Dr Martin reproduced numerically the response of seismic waves in granular/porous media at the laboratory scale (01.-10kHZ sources) and this will enable us to better understand the signals recorded close to the surface when high frequency content will be used to better image the near surface, in particular by taking into account seasonal water content variations and complex rheologies and steep seismic velocity gradients present in the first hundred meters depths.

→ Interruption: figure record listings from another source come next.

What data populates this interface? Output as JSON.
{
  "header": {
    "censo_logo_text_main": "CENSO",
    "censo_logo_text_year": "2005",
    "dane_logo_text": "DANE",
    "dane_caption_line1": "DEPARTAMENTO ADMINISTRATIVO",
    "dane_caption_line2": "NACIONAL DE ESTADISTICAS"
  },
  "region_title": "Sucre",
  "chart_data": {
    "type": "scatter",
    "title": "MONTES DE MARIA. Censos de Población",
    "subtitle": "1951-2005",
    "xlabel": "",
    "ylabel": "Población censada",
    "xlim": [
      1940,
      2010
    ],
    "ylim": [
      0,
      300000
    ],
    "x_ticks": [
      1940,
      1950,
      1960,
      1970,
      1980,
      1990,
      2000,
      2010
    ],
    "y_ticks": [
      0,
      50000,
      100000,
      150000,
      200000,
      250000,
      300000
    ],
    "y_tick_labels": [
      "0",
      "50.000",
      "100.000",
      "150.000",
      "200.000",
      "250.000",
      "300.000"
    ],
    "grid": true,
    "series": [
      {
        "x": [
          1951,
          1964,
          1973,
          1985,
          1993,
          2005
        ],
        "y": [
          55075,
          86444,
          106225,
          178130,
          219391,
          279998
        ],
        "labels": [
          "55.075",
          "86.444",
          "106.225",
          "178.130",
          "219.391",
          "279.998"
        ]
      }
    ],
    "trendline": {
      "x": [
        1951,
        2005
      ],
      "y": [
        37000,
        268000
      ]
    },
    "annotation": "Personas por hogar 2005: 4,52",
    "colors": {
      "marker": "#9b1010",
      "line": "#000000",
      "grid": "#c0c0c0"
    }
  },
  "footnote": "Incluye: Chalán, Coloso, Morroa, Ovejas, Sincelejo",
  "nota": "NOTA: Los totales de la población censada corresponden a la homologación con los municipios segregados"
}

Dr Roland Martin is a senior research scientist at the National Centre for Scientific Research, Universit√© Paul Sabatier, and has been working for many years in France where he obtained his PhD in Geophysics (1998). He has been a researcher in Mexico City (1999-2004) before integrating the French CNRS (equivalent to the Australian CSIRO) in 2005 at Pau University and GET laboratory in Toulouse. His main interests are the numerical modelling in geophysics at different scales using different numerical techniques for the forward and inverse problems. He is developing and applying those techniques to the modelling and imaging the Earth at different scales: from the near subsurface or laboratory scale to the Earth crust scale with some specific sites of study like the well monitored Pyrenees chain located between Spain and France. Seismic and gravity dense measurements  are mainly used to obtain more information on both seismic wave velocities and densities in the Earth crust and to couple the structures to the surface using not only high resolution numerical tools but also more complex physics in solid-fluid mechanical systems.

In 2017, Roland was awarded a UWA Institute of Advanced Studies Robert and Maude Gledden Visiting Senior Fellowship.